Personally, I have suffered three major concussions in my own life that I can remember: once in pee wee football, once falling off a bike as a teen, and once getting knocked down (and almost out) during my college boxing career. None of these were really recognized or treated. I do not know whether my chronic headaches are related to these concussions, but I am sure they didn’t help. Concussions have affected my family as well. My middle son had a major concussion in high school, which cost him to lose his full football season due to it. I saw how it affected his schoolwork and personality. He also received no treatment other than rest. The lack of any treatment has bothered me for years until I had an epiphany about it. We use ice for every other injured part of the body so why not the head? That is when I started to dig through the research and found an abundance of studies showing beneficial effects to icing the head after a traumatic brain injury. Unfortunately, no one had created an easy way to do this on the sidelines….until now.

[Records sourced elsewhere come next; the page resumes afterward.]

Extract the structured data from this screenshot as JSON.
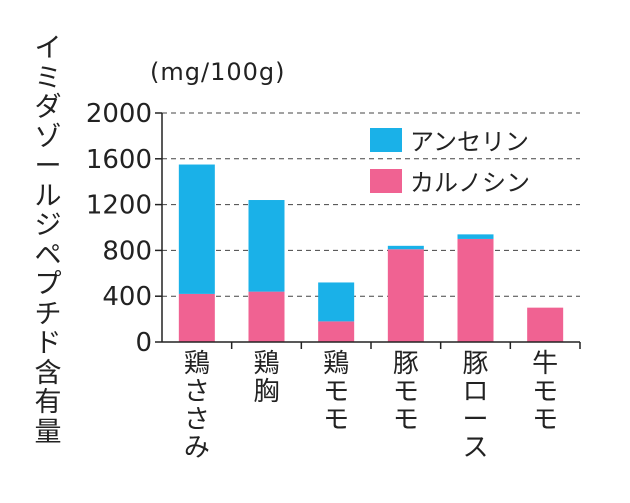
{
  "chart_data": {
    "type": "bar",
    "stacked": true,
    "title": "",
    "ylabel": "イミダゾールジペプチド含有量",
    "unit": "(mg/100g)",
    "ylim": [
      0,
      2000
    ],
    "yticks": [
      0,
      400,
      800,
      1200,
      1600,
      2000
    ],
    "categories": [
      "鶏ささみ",
      "鶏胸",
      "鶏モモ",
      "豚モモ",
      "豚ロース",
      "牛モモ"
    ],
    "series": [
      {
        "name": "カルノシン",
        "color": "#f06292",
        "values": [
          420,
          440,
          180,
          810,
          900,
          300
        ]
      },
      {
        "name": "アンセリン",
        "color": "#1ab1e8",
        "values": [
          1130,
          800,
          340,
          30,
          40,
          0
        ]
      }
    ],
    "legend": [
      {
        "name": "アンセリン",
        "color": "#1ab1e8"
      },
      {
        "name": "カルノシン",
        "color": "#f06292"
      }
    ],
    "legend_position": "top-right",
    "grid": "horizontal-dashed"
  }
}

I consider myself as an innovator and inventor and have had some success with different projects in the past. In fact, I invented the Knee Saver for baseball catchers, which continues to be part of the equipment used by many players today. When I came up with the idea of creating a portable device to ice a concussed athlete’s head, the first company I sought out to help me with it was All-Star Sports. Over the past year and a half we have worked through most, if not all, of the kinks to bring “therapeutic hypothermia” to the field (and to the athletes) in an efficient and effective manner. I believe we have succeeded in this goal with the CryoHelmet.
I understand that icing the head with such a device as the CryoHelmet is only part of the answer and not a cure for concussions. Research and innovation needs to continue in order to prevent these injuries in the first place. That being said, more attention also needs to be focused on treatment, which may include nutrition, behavioral modifications, supplements and ice. Our goal is to see that therapeutic hypothermia becomes part of the protocol that I and other doctors can use and recommend in our medical offices when treating concussions.